While he could be harsh on members of his family, or contrary, or dismissive, he formed friendships with some males that endured through all manner of ups and downs. Forster is the prime example; he could upset Dickens, but never for long, and Forster himself could be hurt by Dickens, but always came back for more.
Then there was the way he drove himself constantly. Some of this might be attributed to his upbringing by a father who couldn't keep out of debt and Dickens' sense that if he didn't work hard enough he might end up in poverty like the old man. Yet that can only be part of the reason: the incredible walks (twelve miles was nothing, and sometimes he walked through the night from one place to another); the endurance tests of the public readings which increased his ill-health; the striving to do several things at once and managing to do so 99 times out of 100; the insistence on taking on far more than the ordinary mortal could manage; the restlessness of shifting houses and even countries; his self-assurance that he could cure people by what can only be regarded as approaches verging on quackery; and on and on.
But then there was the other side of Dickens: the generous, compassionate, public-spirited man, the man who genuinely cared for the poor (he might have been more sympathetic to his family if they had been poor!), the man who financially supported the widows and fatherless children of old friends, who paid off his father's debts - and those of his siblings - time and again even though it made him angry; the man who fought those who dismissed the poor as being beneath their contempt; the man who mocked the legal systems and brought changes through his writings; the man who celebrated life continually with endless birthday parties, Christmas parties, dinners for friends, dinners for other writers and men (sometimes women) of renown, jaunts hither and thither and yon; the man who fell passionately in love not only with the woman he didn't marry in his youth, but with his sister-in-law, with other lesser-known women and, finally, with Ellen Ternan.
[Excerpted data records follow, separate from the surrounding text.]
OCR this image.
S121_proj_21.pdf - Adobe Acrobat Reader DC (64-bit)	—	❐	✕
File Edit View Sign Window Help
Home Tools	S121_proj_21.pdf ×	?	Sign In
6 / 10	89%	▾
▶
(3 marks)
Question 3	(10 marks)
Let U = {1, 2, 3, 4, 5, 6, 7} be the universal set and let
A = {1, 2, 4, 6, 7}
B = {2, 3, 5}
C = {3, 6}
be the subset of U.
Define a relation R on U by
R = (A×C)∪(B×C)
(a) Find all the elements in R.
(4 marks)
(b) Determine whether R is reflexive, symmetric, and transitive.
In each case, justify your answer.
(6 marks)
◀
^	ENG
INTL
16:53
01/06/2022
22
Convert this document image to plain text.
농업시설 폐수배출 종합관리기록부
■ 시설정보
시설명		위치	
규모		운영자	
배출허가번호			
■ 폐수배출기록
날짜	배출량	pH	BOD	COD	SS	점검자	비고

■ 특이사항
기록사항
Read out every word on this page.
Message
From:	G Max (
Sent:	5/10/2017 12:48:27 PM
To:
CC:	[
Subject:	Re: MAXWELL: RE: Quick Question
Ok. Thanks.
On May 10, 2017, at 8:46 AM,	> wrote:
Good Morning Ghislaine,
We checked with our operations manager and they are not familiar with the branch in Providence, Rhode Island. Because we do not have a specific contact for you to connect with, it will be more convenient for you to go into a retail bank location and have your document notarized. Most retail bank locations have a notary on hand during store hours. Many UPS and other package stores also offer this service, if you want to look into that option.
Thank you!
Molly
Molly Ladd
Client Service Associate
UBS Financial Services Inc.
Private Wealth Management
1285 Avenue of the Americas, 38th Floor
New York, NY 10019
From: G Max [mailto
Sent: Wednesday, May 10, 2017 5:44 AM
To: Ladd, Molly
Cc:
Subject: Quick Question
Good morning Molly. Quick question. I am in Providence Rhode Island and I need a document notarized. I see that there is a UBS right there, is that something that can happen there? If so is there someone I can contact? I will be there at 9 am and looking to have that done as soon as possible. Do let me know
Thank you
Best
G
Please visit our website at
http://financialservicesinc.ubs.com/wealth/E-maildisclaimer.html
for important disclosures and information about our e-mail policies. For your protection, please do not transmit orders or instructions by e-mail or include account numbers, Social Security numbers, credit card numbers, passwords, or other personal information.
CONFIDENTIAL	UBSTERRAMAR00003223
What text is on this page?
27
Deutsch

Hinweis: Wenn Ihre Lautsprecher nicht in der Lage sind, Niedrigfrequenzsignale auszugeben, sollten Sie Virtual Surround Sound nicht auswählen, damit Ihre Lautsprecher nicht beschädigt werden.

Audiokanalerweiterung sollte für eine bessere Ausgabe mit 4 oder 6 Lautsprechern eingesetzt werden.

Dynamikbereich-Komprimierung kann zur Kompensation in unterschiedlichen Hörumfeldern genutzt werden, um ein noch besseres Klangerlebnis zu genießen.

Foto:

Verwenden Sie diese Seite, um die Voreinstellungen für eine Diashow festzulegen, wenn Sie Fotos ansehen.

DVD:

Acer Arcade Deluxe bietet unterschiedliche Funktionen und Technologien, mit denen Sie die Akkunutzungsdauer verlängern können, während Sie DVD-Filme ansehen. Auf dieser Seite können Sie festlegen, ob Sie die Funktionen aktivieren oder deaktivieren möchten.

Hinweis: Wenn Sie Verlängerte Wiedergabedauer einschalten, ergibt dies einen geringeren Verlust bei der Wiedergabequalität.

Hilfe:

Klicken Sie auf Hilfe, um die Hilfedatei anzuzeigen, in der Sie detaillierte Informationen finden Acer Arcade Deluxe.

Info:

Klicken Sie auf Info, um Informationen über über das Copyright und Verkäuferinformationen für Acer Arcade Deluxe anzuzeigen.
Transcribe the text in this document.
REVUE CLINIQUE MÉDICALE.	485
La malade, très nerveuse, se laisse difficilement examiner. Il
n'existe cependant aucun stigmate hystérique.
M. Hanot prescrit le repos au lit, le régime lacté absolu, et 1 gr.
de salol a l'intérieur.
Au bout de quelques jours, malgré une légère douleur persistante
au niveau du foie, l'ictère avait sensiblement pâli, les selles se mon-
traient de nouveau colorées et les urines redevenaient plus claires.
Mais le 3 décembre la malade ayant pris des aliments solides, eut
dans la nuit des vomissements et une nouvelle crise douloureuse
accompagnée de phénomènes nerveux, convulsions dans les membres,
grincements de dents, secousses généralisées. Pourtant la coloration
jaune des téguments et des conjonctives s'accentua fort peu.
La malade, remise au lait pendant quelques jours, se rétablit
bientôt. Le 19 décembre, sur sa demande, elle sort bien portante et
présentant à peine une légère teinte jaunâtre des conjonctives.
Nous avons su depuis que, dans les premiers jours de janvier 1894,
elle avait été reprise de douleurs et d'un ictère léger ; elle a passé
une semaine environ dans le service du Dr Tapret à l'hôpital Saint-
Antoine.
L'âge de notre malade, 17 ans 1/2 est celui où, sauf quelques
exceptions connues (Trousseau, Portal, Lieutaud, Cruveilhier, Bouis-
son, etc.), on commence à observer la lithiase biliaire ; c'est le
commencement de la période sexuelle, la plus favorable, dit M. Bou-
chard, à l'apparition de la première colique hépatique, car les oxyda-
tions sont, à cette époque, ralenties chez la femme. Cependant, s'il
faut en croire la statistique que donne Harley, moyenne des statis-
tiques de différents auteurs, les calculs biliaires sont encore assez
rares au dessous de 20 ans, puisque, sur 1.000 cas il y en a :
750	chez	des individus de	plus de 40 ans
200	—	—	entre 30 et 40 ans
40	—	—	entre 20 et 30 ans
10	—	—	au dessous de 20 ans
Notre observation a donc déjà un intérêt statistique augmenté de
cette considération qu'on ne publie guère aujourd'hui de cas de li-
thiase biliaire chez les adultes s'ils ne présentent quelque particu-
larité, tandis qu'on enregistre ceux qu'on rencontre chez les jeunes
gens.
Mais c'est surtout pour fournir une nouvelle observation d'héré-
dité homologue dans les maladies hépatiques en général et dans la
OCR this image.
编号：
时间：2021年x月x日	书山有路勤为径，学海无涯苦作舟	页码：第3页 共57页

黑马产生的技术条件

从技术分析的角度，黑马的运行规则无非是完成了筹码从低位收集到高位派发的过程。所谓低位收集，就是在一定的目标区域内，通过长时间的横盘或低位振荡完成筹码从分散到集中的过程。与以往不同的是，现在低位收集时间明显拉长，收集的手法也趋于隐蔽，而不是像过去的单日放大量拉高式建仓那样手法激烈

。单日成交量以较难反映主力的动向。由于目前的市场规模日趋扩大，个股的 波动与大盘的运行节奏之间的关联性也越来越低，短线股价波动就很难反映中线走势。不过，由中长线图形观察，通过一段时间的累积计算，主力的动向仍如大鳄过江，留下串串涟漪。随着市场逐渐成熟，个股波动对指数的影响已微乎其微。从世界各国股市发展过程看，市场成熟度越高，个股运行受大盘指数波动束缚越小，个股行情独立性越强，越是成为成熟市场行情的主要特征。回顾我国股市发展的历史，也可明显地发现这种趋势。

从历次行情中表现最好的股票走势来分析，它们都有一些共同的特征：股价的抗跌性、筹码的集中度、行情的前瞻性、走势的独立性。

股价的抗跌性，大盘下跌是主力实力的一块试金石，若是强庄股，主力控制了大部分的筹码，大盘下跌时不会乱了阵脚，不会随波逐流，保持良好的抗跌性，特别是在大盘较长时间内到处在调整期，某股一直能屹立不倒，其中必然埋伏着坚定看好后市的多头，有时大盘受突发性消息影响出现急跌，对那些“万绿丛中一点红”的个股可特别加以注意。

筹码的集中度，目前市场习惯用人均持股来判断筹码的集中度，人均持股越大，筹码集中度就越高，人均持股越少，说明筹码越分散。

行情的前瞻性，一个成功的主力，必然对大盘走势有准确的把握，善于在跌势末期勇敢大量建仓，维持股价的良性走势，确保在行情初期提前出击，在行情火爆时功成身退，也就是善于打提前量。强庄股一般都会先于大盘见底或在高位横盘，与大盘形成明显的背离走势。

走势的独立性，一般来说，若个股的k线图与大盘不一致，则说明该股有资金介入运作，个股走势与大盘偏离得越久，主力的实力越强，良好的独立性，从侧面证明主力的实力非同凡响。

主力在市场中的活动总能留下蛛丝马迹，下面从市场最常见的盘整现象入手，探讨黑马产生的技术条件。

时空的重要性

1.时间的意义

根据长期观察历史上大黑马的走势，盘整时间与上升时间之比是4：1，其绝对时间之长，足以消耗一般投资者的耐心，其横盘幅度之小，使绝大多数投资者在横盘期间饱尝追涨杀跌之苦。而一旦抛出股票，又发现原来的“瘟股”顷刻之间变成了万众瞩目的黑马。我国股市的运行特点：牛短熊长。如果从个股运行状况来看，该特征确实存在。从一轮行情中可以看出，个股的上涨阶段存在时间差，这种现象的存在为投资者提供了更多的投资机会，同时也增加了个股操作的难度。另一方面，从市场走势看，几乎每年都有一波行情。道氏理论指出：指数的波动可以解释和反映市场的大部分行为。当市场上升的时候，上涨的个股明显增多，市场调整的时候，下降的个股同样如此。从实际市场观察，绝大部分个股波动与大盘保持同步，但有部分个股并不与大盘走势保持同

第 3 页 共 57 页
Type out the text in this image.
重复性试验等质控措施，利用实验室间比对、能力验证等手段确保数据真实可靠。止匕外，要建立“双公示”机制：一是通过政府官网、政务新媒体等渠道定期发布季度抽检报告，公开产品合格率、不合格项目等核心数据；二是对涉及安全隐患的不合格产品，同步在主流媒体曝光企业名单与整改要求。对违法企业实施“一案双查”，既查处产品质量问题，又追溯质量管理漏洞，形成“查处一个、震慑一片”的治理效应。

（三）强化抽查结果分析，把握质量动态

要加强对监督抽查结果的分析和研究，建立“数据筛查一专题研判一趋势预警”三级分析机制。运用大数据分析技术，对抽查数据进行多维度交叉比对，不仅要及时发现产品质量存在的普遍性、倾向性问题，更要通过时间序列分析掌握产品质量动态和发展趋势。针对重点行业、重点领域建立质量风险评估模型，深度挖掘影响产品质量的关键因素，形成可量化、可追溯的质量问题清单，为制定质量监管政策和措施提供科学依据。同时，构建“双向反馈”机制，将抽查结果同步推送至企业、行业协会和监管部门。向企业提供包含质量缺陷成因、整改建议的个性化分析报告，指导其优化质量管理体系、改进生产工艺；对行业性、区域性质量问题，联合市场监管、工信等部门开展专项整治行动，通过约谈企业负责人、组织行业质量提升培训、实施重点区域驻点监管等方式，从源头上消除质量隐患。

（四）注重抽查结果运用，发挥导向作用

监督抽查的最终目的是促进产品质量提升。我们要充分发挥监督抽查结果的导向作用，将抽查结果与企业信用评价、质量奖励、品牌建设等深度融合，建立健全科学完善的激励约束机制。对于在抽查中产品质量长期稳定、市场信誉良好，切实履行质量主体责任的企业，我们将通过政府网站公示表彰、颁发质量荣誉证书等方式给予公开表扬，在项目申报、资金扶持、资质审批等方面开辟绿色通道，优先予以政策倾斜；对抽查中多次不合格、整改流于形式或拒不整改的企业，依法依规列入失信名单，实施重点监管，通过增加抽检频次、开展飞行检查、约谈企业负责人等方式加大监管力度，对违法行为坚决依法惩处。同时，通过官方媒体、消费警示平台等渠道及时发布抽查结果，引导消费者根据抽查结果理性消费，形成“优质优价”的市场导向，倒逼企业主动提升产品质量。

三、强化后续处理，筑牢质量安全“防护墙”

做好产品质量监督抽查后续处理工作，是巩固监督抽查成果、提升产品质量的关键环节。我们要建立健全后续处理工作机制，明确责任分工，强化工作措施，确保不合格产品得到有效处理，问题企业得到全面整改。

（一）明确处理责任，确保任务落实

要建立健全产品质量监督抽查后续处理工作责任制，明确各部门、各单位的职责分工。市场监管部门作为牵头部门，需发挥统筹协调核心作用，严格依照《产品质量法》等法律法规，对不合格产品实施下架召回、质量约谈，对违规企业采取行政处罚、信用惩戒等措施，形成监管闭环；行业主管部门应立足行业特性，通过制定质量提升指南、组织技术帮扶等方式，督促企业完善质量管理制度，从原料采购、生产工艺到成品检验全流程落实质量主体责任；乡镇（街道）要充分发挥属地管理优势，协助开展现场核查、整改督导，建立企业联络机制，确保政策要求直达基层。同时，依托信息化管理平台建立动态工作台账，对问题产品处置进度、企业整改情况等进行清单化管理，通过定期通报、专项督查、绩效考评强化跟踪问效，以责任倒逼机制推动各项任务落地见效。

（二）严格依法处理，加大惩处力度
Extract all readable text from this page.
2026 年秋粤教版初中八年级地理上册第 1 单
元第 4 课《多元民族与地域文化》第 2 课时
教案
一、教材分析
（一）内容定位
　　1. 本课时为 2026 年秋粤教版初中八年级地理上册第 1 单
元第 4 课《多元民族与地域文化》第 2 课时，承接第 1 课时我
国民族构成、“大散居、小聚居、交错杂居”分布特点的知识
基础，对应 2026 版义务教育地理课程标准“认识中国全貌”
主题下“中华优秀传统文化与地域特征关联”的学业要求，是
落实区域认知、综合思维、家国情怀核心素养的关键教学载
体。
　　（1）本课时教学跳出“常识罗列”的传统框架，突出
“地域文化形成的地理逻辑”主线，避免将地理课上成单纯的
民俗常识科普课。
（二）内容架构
Only one of these relationships ever became a sexual one (Ternan's) but there was more passion in the other relationships than many men have in their whole lives.
And then of course there was the writing: it could make him ill at times, could drive him mad, and sometimes he was troubled that it wasn't good enough. He could write two novels at one time, and besides the works for which he is famous, he wrote countless other pieces: stories, articles, plays and tirades. His Christmas stories almost all sold on the basis of the one really excellent one, A Christmas Carol; some of them weren't very good, and the ones he wrote late in his life were pretty awful. He could write scenes that were pure melodrama, and scenes in which the women behave in the way they would on the stage (acting and stage directing and playwriting were all fitted into his frenetic life) but not in real life (or even in a novel), and he could write scenes that hummed along and couldn't be put down by the reader. Some of his characters were pure sentiment, some were pure evil. His best female characters were never heroines, or children, or young girls - all of these suffered from overwrought writing and bland characterization. Some of his heroes weren't much better, but the best of them are real in a way only characters written by a master craftsman are real.
Besides these, there were the host of people who really do stick in our memories, and they are so many that to name them would take pages. Not only are there the famous ones who are so well-known that they might have been real people, there are the innumerable characters who appear for a few sentences and still come completely alive.